Die Denisova-Höhle: Drei Hominidenarten unter einem Dach
Reisen Sie ostwärts nach Russland, fast bis zur mongolischen Grenze, und Sie erreichen die Denisova-Höhle. Diese unscheinbare Höhle birgt einige der bedeutendsten Hominiden-Funde.
Paläontologen stießen hier nicht nur auf Homo sapiens-Überreste, sondern auch auf Neandertaler-Reste und winzige Fragmente einer dritten, zuvor unbekannten Art: die Denisova-Menschen.
Besonders verblüffend: Alle drei Arten lebten offenbar gemeinsam in der Höhle – gleichzeitig, möglicherweise als Gemeinschaft. Genetische Analysen eines Knochens einer jungen Frau ergaben zudem eine Neandertaler-Mutter und einen Denisova-Vater.

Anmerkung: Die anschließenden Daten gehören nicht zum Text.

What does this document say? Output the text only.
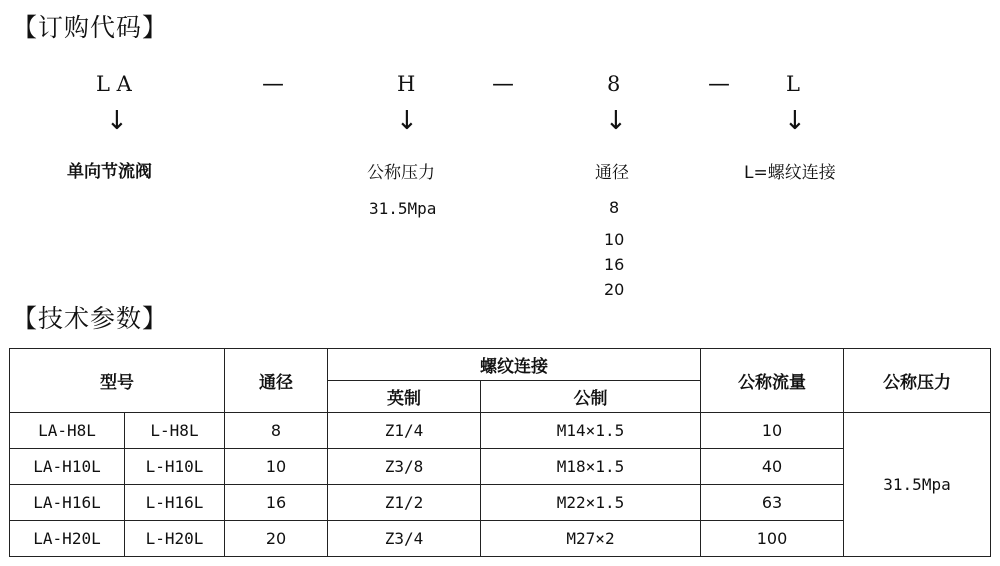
【订购代码】
L A	—	H	—	8	—	L
↓	↓	↓	↓
单向节流阀	公称压力	通径	L=螺纹连接
31.5Mpa	8
10
16
20
【技术参数】
型号		通径	螺纹连接		公称流量	公称压力
			英制	公制		
LA-H8L	L-H8L	8	Z1/4	M14×1.5	10	31.5Mpa
LA-H10L	L-H10L	10	Z3/8	M18×1.5	40	
LA-H16L	L-H16L	16	Z1/2	M22×1.5	63	
LA-H20L	L-H20L	20	Z3/4	M27×2	100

Das impliziert eine lange Geschichte der Kreuzungen. Unsere DNA enthält Spuren von Neandertalern und Denisovanern. Für den Großteil der Menschheitsgeschichte teilten wir den Planeten mit anderen intelligenten Hominiden – wir sind evolutionär erst kürzlich allein.
Muskelgedächtnis und DOMS
Unsere evolutionäre Vergangenheit zeigt sich auch in unseren Muskeln, etwa beim verzögerten Muskelkater (DOMS), der 24 bis 48 Stunden nach dem Training auftritt.
DOMS entsteht durch Überlastung, die Mikrorisse im Gewebe verursacht. Der Schmerz kommt nicht von den Rissen, sondern vom Reparaturprozess: Das Immunsystem aktiviert sich, weiße Blutkörperchen strömen ein, verursachen Entzündung und Schwellung – der Muskel verkürzt sich.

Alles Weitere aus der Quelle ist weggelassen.